PALESTINE, Texas (KETK) – Who would have blamed Rudy Flores if had decided to hang up his badge for good when he retired in 2015 after a 33-year career in law enforcement.
He already had a long stint in the Texas Rangers, worked as a Galveston Police officer, a Galveston County Sheriff’s Deputy and a DPS trooper. And he was enjoying a more recent chapter in his life as a co-founder Texas Forensics Associates, a Palestine company that teaches and performs forensic investigations.
He planned to begin taking it easy and to spend more time with his family.
But something wasn’t quite right. He missed being a law officer.
“I kept thinking about returning to law enforcement and public service,” he said.
Four-term incumbent Greg Taylor announced in January 2019 he would not be seeking re-election as sheriff of Anderson County, a position he had held for 14 years.
The Republican primary for sheriff drew Flores and Frankston PD officer Jeff Taylor, no relationship to Greg Taylor. No Democrats sought the office.
Flores, a Palestine resident who had never run for public office, campaigned he was the right person for the job because he had decades of experience and was good at working with other law officers.
He campaigned as the person with “experience you can count on.”
He’s an expert in analyzing bloodstain pattern, reconstructing shooting scenes and homicide investigations. As a Texas Ranger, he was a crime-scene response team leader and served on a cold case review team member.
“I have worked a lot of major cases,” Flores said in his office. “And a lot of violent crimes.”
He told voters that he was running to bring “positive change” and promised to more often collaborate with law officers throughout the county and better utilize the talents of sheriff’s office employees.
Flores was endorsed by retiring sheriff Taylor. He received 82% of the vote for a landslide victory.

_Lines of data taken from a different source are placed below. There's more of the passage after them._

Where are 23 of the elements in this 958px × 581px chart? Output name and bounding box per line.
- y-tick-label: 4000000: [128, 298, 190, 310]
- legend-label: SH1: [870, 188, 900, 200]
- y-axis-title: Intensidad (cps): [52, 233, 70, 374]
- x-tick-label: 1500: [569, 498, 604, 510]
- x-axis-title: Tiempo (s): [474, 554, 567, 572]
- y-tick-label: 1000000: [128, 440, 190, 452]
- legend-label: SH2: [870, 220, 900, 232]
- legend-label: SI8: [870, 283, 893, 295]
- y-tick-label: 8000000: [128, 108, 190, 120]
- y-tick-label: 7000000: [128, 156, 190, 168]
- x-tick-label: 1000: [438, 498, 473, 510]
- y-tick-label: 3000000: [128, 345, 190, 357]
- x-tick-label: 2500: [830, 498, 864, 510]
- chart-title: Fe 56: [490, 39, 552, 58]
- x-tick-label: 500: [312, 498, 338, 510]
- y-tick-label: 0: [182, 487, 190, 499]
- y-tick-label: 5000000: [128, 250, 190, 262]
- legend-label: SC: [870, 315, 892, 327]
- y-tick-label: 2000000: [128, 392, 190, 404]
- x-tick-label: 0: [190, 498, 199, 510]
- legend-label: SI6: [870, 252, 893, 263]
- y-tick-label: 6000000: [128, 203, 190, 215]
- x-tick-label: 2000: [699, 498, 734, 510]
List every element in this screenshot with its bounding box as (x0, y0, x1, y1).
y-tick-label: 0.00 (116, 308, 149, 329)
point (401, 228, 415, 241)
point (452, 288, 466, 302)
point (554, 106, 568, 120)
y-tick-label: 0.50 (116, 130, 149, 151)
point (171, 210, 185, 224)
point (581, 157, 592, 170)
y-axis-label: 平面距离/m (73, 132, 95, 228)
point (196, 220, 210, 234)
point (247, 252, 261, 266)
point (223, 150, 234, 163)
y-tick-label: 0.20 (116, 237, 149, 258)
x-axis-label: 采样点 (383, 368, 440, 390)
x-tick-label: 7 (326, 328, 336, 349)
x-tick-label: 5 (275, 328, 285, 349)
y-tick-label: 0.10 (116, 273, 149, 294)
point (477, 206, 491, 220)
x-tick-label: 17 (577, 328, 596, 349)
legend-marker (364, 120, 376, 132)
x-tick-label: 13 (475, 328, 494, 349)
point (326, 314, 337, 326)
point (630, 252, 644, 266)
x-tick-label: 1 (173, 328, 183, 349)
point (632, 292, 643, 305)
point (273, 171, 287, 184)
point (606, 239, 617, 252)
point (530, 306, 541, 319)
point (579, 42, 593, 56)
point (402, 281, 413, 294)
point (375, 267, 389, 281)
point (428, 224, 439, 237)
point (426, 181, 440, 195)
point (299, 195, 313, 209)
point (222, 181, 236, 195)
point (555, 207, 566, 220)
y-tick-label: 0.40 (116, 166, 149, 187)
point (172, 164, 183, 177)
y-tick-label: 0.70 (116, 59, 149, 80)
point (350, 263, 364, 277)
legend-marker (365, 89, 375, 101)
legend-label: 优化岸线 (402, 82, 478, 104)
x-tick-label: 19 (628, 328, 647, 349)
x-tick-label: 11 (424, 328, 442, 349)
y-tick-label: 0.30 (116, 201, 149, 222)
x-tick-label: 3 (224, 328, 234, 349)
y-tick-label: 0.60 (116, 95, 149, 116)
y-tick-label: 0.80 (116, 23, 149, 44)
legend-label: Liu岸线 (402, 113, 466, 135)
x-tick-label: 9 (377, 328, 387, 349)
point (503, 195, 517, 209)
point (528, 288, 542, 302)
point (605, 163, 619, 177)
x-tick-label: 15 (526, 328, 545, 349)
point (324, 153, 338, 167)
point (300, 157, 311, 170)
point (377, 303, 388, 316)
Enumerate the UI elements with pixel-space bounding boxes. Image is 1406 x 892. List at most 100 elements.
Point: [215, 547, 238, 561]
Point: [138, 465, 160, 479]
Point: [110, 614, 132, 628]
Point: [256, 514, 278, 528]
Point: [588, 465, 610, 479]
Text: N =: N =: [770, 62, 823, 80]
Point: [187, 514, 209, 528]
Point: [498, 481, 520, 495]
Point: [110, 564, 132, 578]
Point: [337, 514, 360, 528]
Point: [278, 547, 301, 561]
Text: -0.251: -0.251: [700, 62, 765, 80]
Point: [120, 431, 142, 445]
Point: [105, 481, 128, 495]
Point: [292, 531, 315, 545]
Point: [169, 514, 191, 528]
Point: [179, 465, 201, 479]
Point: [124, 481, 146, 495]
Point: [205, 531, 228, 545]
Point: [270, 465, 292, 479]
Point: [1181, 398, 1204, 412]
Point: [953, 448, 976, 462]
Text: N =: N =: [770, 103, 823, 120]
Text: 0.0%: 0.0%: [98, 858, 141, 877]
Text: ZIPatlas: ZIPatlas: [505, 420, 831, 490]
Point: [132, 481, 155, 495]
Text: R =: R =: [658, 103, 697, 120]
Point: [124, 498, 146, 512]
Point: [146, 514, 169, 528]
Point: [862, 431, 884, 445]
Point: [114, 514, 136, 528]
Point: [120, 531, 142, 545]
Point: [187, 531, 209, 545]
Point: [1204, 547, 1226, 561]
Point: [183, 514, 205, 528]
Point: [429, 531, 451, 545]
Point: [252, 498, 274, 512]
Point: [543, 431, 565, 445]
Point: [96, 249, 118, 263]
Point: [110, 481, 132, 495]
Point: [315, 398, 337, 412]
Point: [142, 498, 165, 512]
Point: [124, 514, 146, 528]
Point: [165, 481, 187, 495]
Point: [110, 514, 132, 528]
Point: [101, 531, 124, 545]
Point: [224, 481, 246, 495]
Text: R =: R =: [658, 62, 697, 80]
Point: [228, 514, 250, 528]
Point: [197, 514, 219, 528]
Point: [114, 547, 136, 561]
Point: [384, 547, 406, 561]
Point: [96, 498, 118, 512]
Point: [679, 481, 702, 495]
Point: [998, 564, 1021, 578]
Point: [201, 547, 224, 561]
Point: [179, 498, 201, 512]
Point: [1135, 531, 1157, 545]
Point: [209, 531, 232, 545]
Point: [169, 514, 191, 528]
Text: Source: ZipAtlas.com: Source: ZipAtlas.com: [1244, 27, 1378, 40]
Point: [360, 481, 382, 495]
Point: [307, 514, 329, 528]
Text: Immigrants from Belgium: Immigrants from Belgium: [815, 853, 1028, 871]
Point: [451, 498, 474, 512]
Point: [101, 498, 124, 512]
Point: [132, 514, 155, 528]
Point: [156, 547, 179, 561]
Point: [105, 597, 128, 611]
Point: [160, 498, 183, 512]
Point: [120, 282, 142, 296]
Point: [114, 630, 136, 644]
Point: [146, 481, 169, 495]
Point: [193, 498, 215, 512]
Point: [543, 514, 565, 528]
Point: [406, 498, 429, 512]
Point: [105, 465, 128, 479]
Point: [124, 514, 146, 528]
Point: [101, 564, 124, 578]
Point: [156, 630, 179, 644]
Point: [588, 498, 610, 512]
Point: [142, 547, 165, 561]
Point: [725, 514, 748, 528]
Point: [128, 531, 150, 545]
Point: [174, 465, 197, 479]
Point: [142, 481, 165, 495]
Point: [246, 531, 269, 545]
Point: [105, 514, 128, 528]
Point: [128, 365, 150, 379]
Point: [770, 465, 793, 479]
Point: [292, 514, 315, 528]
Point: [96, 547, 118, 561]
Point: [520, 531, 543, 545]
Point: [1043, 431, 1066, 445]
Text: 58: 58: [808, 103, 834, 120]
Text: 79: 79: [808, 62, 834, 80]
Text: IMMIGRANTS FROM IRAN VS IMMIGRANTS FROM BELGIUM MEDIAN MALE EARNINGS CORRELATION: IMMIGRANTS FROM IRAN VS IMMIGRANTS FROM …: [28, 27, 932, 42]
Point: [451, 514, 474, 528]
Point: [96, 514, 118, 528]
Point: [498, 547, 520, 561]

Flores is one of several men in East Texas who are serving their first term in office as sheriff. KETK recently spent time with new sheriffs to discuss their campaign, serving their communities and discussing their priorities.
Anderson County has just over 1,000 square miles. The vast majority of residents live in rural areas are communities with no police departments and relies on the sheriff’s department to keep them safe and solve crimes.
Deputies help patrol portions of highways 155, 84, 287, 79 and 19. The county is home to several state prisons in the Tennessee Colony area northwest of Palestine.
Our series also features interviews with:
- Cherokee County Sheriff Brent Dickson
- Wood County Sheriff Kelly Cole
- Henderson County Sheriff Johnwayne Valdez
- And Van Zandt County Sheriff Steve Hendrix
CRACKING DOWN ON DRUGS
After winning election, Flores wasted no time assembling his leadership team. He hired Nick Webb, a former Palestine PD patrol commander, as his chief deputy. He put new people in charge of criminal investigations, corrections and patrol divisions.
“Each of these leaders brings a great combination of experience, training and leadership skill to our team,” Flores announced on the office’s new Facebook page.
He began filling what he said were too many vacancies in the department and said he now reviewing salaries to make sure Anderson County is competitive with other East Texas sheriff’s offices.
Flores let county residents know that he was serious about cracking down on drug users. He released information that a resident concerned after seeing a man slumped over a steering wheel along a rural road led to deputies arresting someone for drug crimes and seizing drugs and weapons.
“Burglaries and thefts are a big problem,” Flores said. “A lot of it is drug related.”
In January, Flores hosted a regional Sheriff’s Intelligence and Information Sharing Meeting. Flores said they plan to meet each month.
“Criminals have no county lines,” he said, “We have individual cases but common areas of concern The goal is to share investigative resources and information.
DESIRE TO HELP
Flores said he never lost the desire to help people when they need help the most.
He was working in the Galveston area on May 18, 2018, when a teenage shooter opened fire in Santa Fe High School, Eight students and two teachers were killed. Thirteen people were wounded.
It remains one of the deadliest school shootings in U.S. history.
Flores remembers rushing to the school as part of a massive law enforcement response. He remembers doing whatever he could to help a community in crisis.
“It hit too close to home,” he said of being a resident in the area.
After retiring as a Ranger, Flores says he realized he wasn’t ready to walk away from facing danger. He knew he still had the passion to help others.
“I realized, I had more gas left in my gas tank,” he said.